In retrospect, Clay said the wait discouraged him from thinking Westling would enact change.
“When I looked back at the situation, and that it was taking this long for someone to look over something he should know so much about, it became questionable whether he was considering any changes,” Clay said.
However, the experience of working on the proposal with Coseglia brought the two closer, Clay said. Toward the end of the year, he received encouragement to run for Union president from Coseglia, now a BU law student.
“He pretty much said ‘I would like to see the Student Union carry on in your hands’,” Clay said, of a conversation he had with Coseglia.

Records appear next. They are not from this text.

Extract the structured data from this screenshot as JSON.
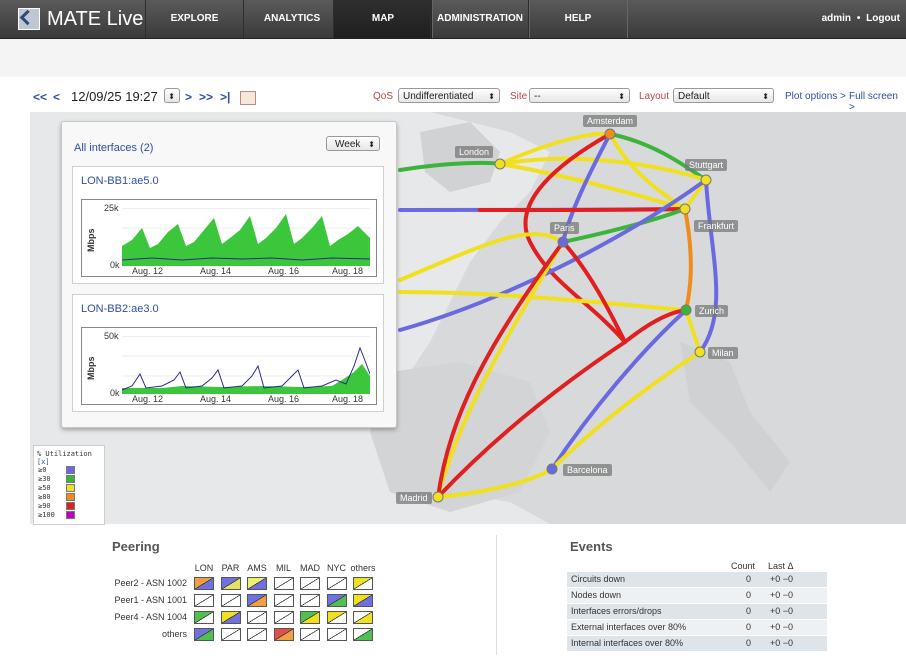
{
  "app": {
    "name": "MATE Live"
  },
  "nav": {
    "tabs": [
      {
        "label": "EXPLORE"
      },
      {
        "label": "ANALYTICS"
      },
      {
        "label": "MAP"
      },
      {
        "label": "ADMINISTRATION"
      },
      {
        "label": "HELP"
      }
    ],
    "active_tab": "MAP",
    "user": "admin",
    "separator": "•",
    "logout": "Logout"
  },
  "toolbar": {
    "first": "<<",
    "prev": "<",
    "datetime": "12/09/25 19:27",
    "next": ">",
    "next_fast": ">>",
    "last": ">|",
    "qos_label": "QoS",
    "qos_value": "Undifferentiated",
    "site_label": "Site",
    "site_value": "--",
    "layout_label": "Layout",
    "layout_value": "Default",
    "plot_options": "Plot options >",
    "full_screen": "Full screen >"
  },
  "map": {
    "cities": [
      {
        "name": "Amsterdam"
      },
      {
        "name": "London"
      },
      {
        "name": "Stuttgart"
      },
      {
        "name": "Frankfurt"
      },
      {
        "name": "Paris"
      },
      {
        "name": "Zurich"
      },
      {
        "name": "Milan"
      },
      {
        "name": "Barcelona"
      },
      {
        "name": "Madrid"
      }
    ]
  },
  "interfaces": {
    "title": "All interfaces (2)",
    "range": "Week",
    "items": [
      {
        "name": "LON-BB1:ae5.0",
        "ymax": "25k",
        "ymin": "0k",
        "ytitle": "Mbps",
        "xticks": [
          "Aug. 12",
          "Aug. 14",
          "Aug. 16",
          "Aug. 18"
        ]
      },
      {
        "name": "LON-BB2:ae3.0",
        "ymax": "50k",
        "ymin": "0k",
        "ytitle": "Mbps",
        "xticks": [
          "Aug. 12",
          "Aug. 14",
          "Aug. 16",
          "Aug. 18"
        ]
      }
    ]
  },
  "legend": {
    "title": "% Utilization",
    "close": "[x]",
    "rows": [
      {
        "label": "≥0",
        "color": "#6a6ae0"
      },
      {
        "label": "≥30",
        "color": "#3cb43c"
      },
      {
        "label": "≥50",
        "color": "#f0e020"
      },
      {
        "label": "≥80",
        "color": "#f08c1e"
      },
      {
        "label": "≥90",
        "color": "#e02020"
      },
      {
        "label": "≥100",
        "color": "#c000c0"
      }
    ]
  },
  "peering": {
    "title": "Peering",
    "columns": [
      "LON",
      "PAR",
      "AMS",
      "MIL",
      "MAD",
      "NYC",
      "others"
    ],
    "rows": [
      {
        "label": "Peer2 - ASN 1002",
        "cells": [
          [
            "#f0a040",
            "#7070e0"
          ],
          [
            "#7070e0",
            "#e8e060"
          ],
          [
            "#f0f070",
            "#7070e0"
          ],
          [
            "#fff",
            "#fff"
          ],
          [
            "#fff",
            "#fff"
          ],
          [
            "#fff",
            "#fff"
          ],
          [
            "#f0e020",
            "#fff"
          ]
        ]
      },
      {
        "label": "Peer1 - ASN 1001",
        "cells": [
          [
            "#fff",
            "#fff"
          ],
          [
            "#fff",
            "#fff"
          ],
          [
            "#7070e0",
            "#f0a040"
          ],
          [
            "#fff",
            "#fff"
          ],
          [
            "#fff",
            "#fff"
          ],
          [
            "#7070e0",
            "#50c050"
          ],
          [
            "#f0e020",
            "#7070e0"
          ]
        ]
      },
      {
        "label": "Peer4 - ASN 1004",
        "cells": [
          [
            "#50c050",
            "#fff"
          ],
          [
            "#f0e020",
            "#7070e0"
          ],
          [
            "#fff",
            "#fff"
          ],
          [
            "#fff",
            "#fff"
          ],
          [
            "#50c050",
            "#f0e020"
          ],
          [
            "#f0e020",
            "#fff"
          ],
          [
            "#fff",
            "#f0e020"
          ]
        ]
      },
      {
        "label": "others",
        "cells": [
          [
            "#7070e0",
            "#50c050"
          ],
          [
            "#fff",
            "#fff"
          ],
          [
            "#fff",
            "#fff"
          ],
          [
            "#e05050",
            "#f0a040"
          ],
          [
            "#fff",
            "#fff"
          ],
          [
            "#fff",
            "#fff"
          ],
          [
            "#fff",
            "#50c050"
          ]
        ]
      }
    ]
  },
  "events": {
    "title": "Events",
    "col_count": "Count",
    "col_last": "Last Δ",
    "rows": [
      {
        "label": "Circuits down",
        "count": "0",
        "last": "+0 −0"
      },
      {
        "label": "Nodes down",
        "count": "0",
        "last": "+0 −0"
      },
      {
        "label": "Interfaces errors/drops",
        "count": "0",
        "last": "+0 −0"
      },
      {
        "label": "External interfaces over 80%",
        "count": "0",
        "last": "+0 −0"
      },
      {
        "label": "Internal interfaces over 80%",
        "count": "0",
        "last": "+0 −0"
      }
    ]
  }
}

Clay said it was difficult to select slate members, since he had only been at the school for about six months. However, he said he relied on outside recommendations from Coseglia and others in forming the “True” slate.
VP of Public Relations Frances Cosico, who was appointed VP of Academic Affairs last year, said when Clay approached her, she didn’t think she would run for any student body in her final year at BU.
“I came to the meeting thinking I was not going to run than run again next year because it was my senior year,” Cosico said.
“I really felt this energy that was very different,” Cosico said. “I knew that I had to be a part of this group with these people and him.”
After campaigning against two other slates, Clay’s slate won a majority of the vote, locking in 1,762 out of the 3,292 students who cast ballots during the three-day period.
“We campaigned our hearts out,” Clay said.
Looking back on the election, Clay said the reason he ran for student body president at BU was to try and fulfill the goals he had planned.
“I have these goals for BU and it just so happens that I felt the best way for them to be accomplished was for me to take a stab at student government here at BU,” Clay said.
Clay made it clear that he felt no one should aspire to be a politician, but added if they need to take that road to accomplish change, then nothing should stand in their way.
“You should not aspire to be a politician — you should aspire to accomplish your goals,” Clay said. “For me, politics is not the goal — the goals are something that forces me to do politics.”
“So yeah,” Clay said jokingly. “I probably will be running for government.”
This year, Clay said one of his main goals will be changing the Guest Policy, in which he will need to work with Silber. Clay said he had an excellent relationship with the Chancellor, although he said he does not always agree with his decisions.
“I can’t tell you how well we get along. I think he’s a great guy,” Clay said. “I disagree with some of his actions, but I respect him for his resolve and his ability to speak his own mind. I have great respect for the man.”
Cosico stressed observations that Clay thinks about the Union almost constantly.
“The Union right now pretty much is his life,” Cosico said. “At home, I’m his roommate, and he’s always talking about it and working on it, and it’s something we love to do.”
Cosico said Clay spoke about the Union all the time at home, and at times, she had to try to put a moratorium on the student government issues.
“When we’re watching TV or having dinner, he’ll bring up something about the website,” Cosico said. “I admire him for that, but sometimes we decide that we’ll have no Union talk for the next half hour.
“He usually can’t make it through it.”